Mind Your Own Business
May 3, 2007 · Print This Article
Begin Unrelated Story: I was talking with an employee who works for Mind Your Own Business–a company that makes small business accounting software. She was relating a time she had been pulled over by a policeman who asked her the standard questions, "where are you going?", "where do you work?". When asked where she worked, she replied "Mind Your Own Business". The cop was kind of surprised and started to explain that it would probably be better to cooperate. She had to pull out her business card to prove that she indeed worked at Mind Your Own Business. End Unrelated Story
Ok back on track. When you do work, you are providing value to someone. Actually you are providing value to several people. You are providing value to yourself (assuming you get paid for your work). You are providing value to the end customer and you are providing value to your employer. If you work for the same employer for years, you will have built a great deal of value that goes beyond just the work you were paid for. Your work is contributing to making the business itself more valuable. Eventually the owners of the business can cash out. They can take the value that has accumulated and sell the business to someone else.
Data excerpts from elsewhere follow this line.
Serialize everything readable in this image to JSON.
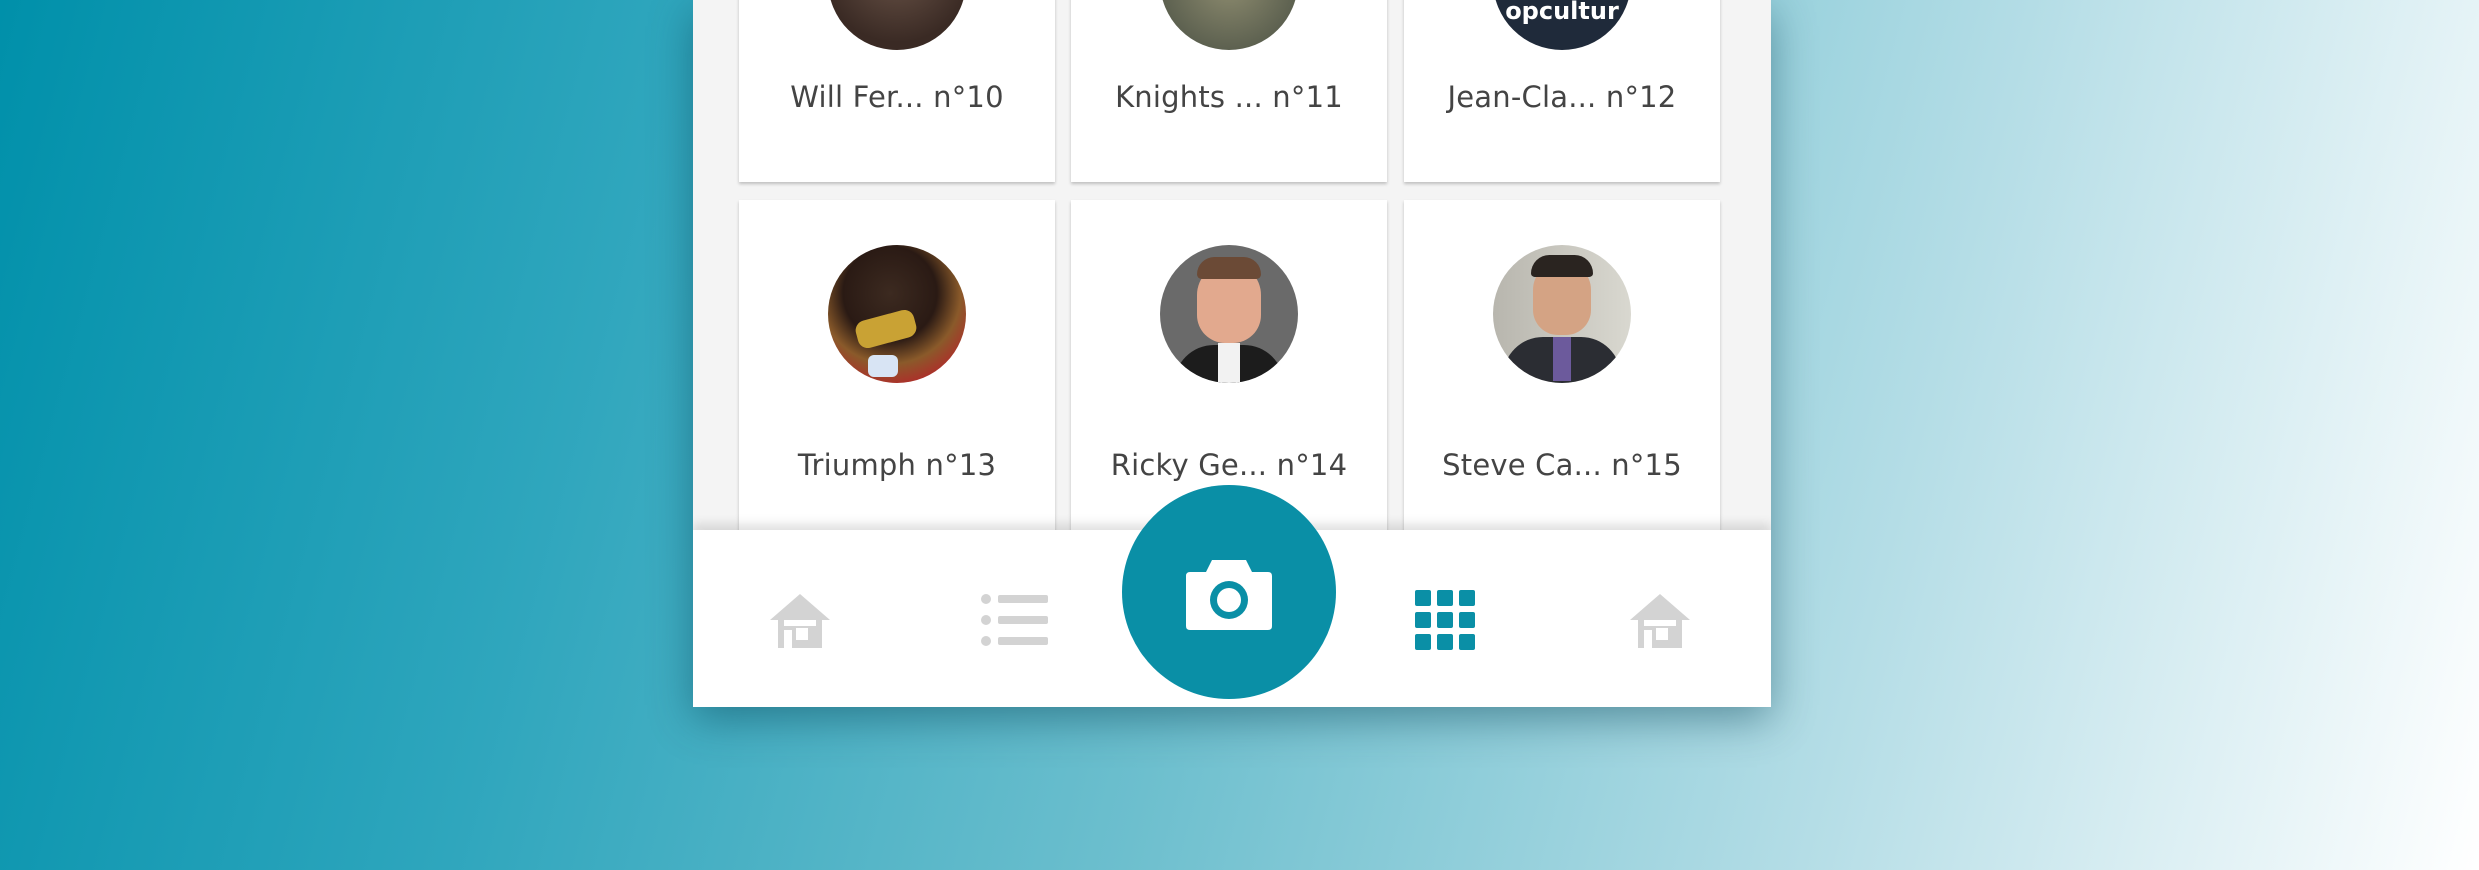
{
  "grid": {
    "rows": [
      [
        {
          "name": "Will Fer... n°10"
        },
        {
          "name": "Knights ... n°11"
        },
        {
          "name": "Jean-Cla... n°12",
          "avatar_text": "opcultur"
        }
      ],
      [
        {
          "name": "Triumph n°13"
        },
        {
          "name": "Ricky Ge... n°14"
        },
        {
          "name": "Steve Ca... n°15"
        }
      ]
    ]
  },
  "tabbar": {
    "items": [
      {
        "icon": "home-icon",
        "active": false
      },
      {
        "icon": "list-icon",
        "active": false
      },
      {
        "icon": "camera-icon",
        "active": true
      },
      {
        "icon": "grid-icon",
        "active": true
      },
      {
        "icon": "home-icon",
        "active": false
      }
    ]
  },
  "colors": {
    "accent": "#0a8fa6",
    "inactive_icon": "#d3d3d3",
    "card_text": "#444444"
  }
}
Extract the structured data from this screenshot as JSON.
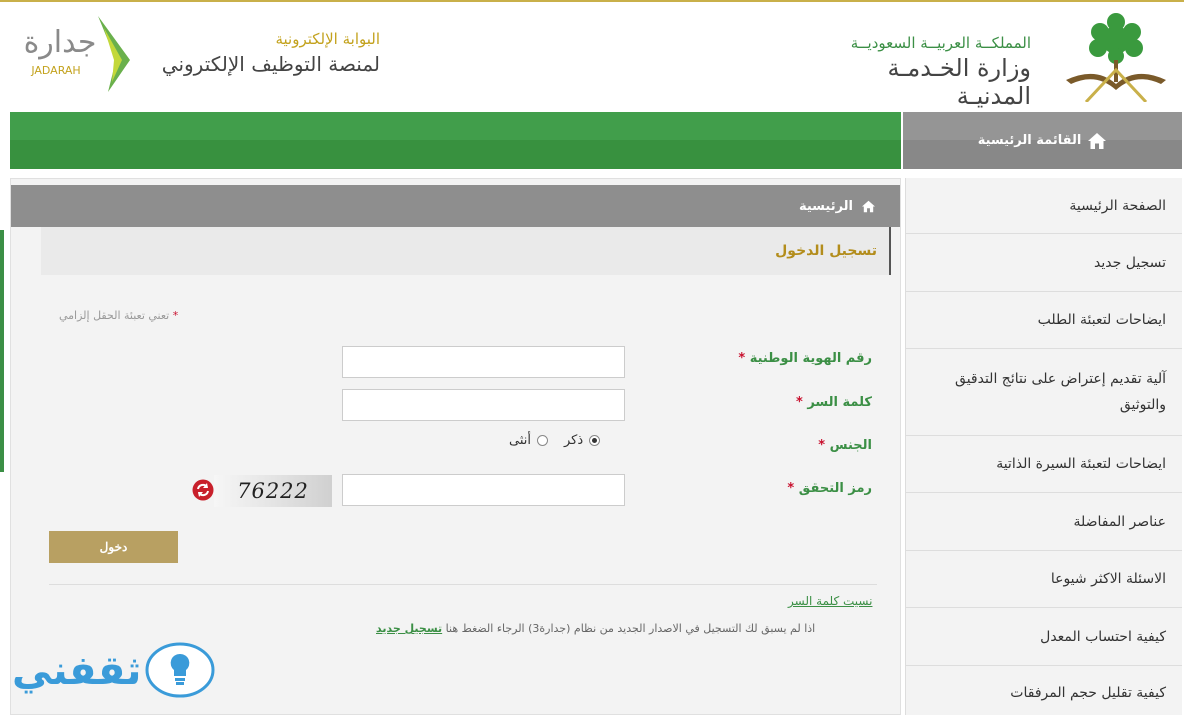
{
  "header": {
    "ministry_line1": "المملكــة العربيــة السعوديــة",
    "ministry_line2": "وزارة الخـدمـة المدنيـة",
    "jadarah_line1": "البوابة الإلكترونية",
    "jadarah_line2": "لمنصة التوظيف الإلكتروني",
    "jadarah_logo_ar": "جدارة",
    "jadarah_logo_en": "JADARAH"
  },
  "nav": {
    "main_menu_label": "القائمة الرئيسية"
  },
  "sidebar": {
    "items": [
      {
        "label": "الصفحة الرئيسية"
      },
      {
        "label": "تسجيل جديد"
      },
      {
        "label": "ايضاحات لتعبئة الطلب"
      },
      {
        "label": "آلية تقديم إعتراض على نتائج التدقيق والتوثيق"
      },
      {
        "label": "ايضاحات لتعبئة السيرة الذاتية"
      },
      {
        "label": "عناصر المفاضلة"
      },
      {
        "label": "الاسئلة الاكثر شيوعا"
      },
      {
        "label": "كيفية احتساب المعدل"
      },
      {
        "label": "كيفية تقليل حجم المرفقات"
      }
    ]
  },
  "breadcrumb": {
    "home_label": "الرئيسية"
  },
  "login": {
    "title": "تسجيل الدخول",
    "required_star": "*",
    "required_note": "تعني تعبئة الحقل إلزامي",
    "national_id_label": "رقم الهوية الوطنية",
    "national_id_value": "",
    "password_label": "كلمة السر",
    "password_value": "",
    "gender_label": "الجنس",
    "gender_male": "ذكر",
    "gender_female": "أنثى",
    "gender_selected": "male",
    "captcha_label": "رمز التحقق",
    "captcha_value": "",
    "captcha_code": "76222",
    "submit_label": "دخول",
    "forgot_password": "نسيت كلمة السر",
    "register_note": "اذا لم يسبق لك التسجيل في الاصدار الجديد من نظام (جدارة3) الرجاء الضغط هنا",
    "register_link": "تسجيل جديد"
  },
  "watermark": {
    "text": "ثقفني"
  },
  "colors": {
    "green": "#419e4b",
    "gold": "#b8a062",
    "gray_bar": "#8e8e8e",
    "required": "#c8102e"
  }
}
The problem (from your standpoint) is that a good portion of the value
you help create is never going to benefit you. Someone else is taking
the risk of running the business and so they are getting the reward.
Now assuming you are someone who puts a lot of effort into being highly
productive, this means the value that you are producing is much greater
than the value you receive. The discrepancy is caused by the fact that
someone else (the business owner) is being paid to take the risk of
being in business. Part of the value you produce is going paying for
your job security. So basically you make a little less in order to
have a secure job. Sounds reasonable right?
Well not really.
Just how secure is your job? Company merge, fold, downsize, and do all
kinds of things that end up laying off employees. The idea that your
job is secure is probably more of a fantasy than reality. So what ends
up happening to the value of what you produce that is in excess of what
you are paid?
Several years ago much of it went to support work systems. The cost of
running your own business was so great that you had to work for someone
who hired enough people to justify the cost of a computer system,
network, telephone system, advertising, payroll system, etc.
This is not as much the case today. Many of the systems that were very
expensive 5 years ago are now handled by simple subscription based
services. For example, I pay $50 per month to have a company run my
payroll and handle direct deposit for my company. I pay another $30
per month for a dedicated webserver when a T1 line alone would have
cost $1,200 just a few years back. For a few hundred dollars each month
you can even get an ERP CRM system that rivals the systems many Fortune
500 companies put in for millions of dollars.
My point is that the benefits of working for a large company are
shrinking. If you are someone who really concentrates on doing work
that is above average, you should probably be considering a plan to go
into business for yourself. It isn’t easier to work for yourself, but
if you are willing to work hard you can build your own business in a
way that captures as much of the value of your work as possible instead
of basically paying someone else for a false sense of security.









amen
I would of said MYOB instead
I remember selling their software to people. Never used it myself though.
Hey, I was trying to find a contact form or something here or on your personal site, but to no avail.
I need a VERY reliable web server. I therefore wondered if you have any hosting advice in general, and where you have your dedicated web server in particular.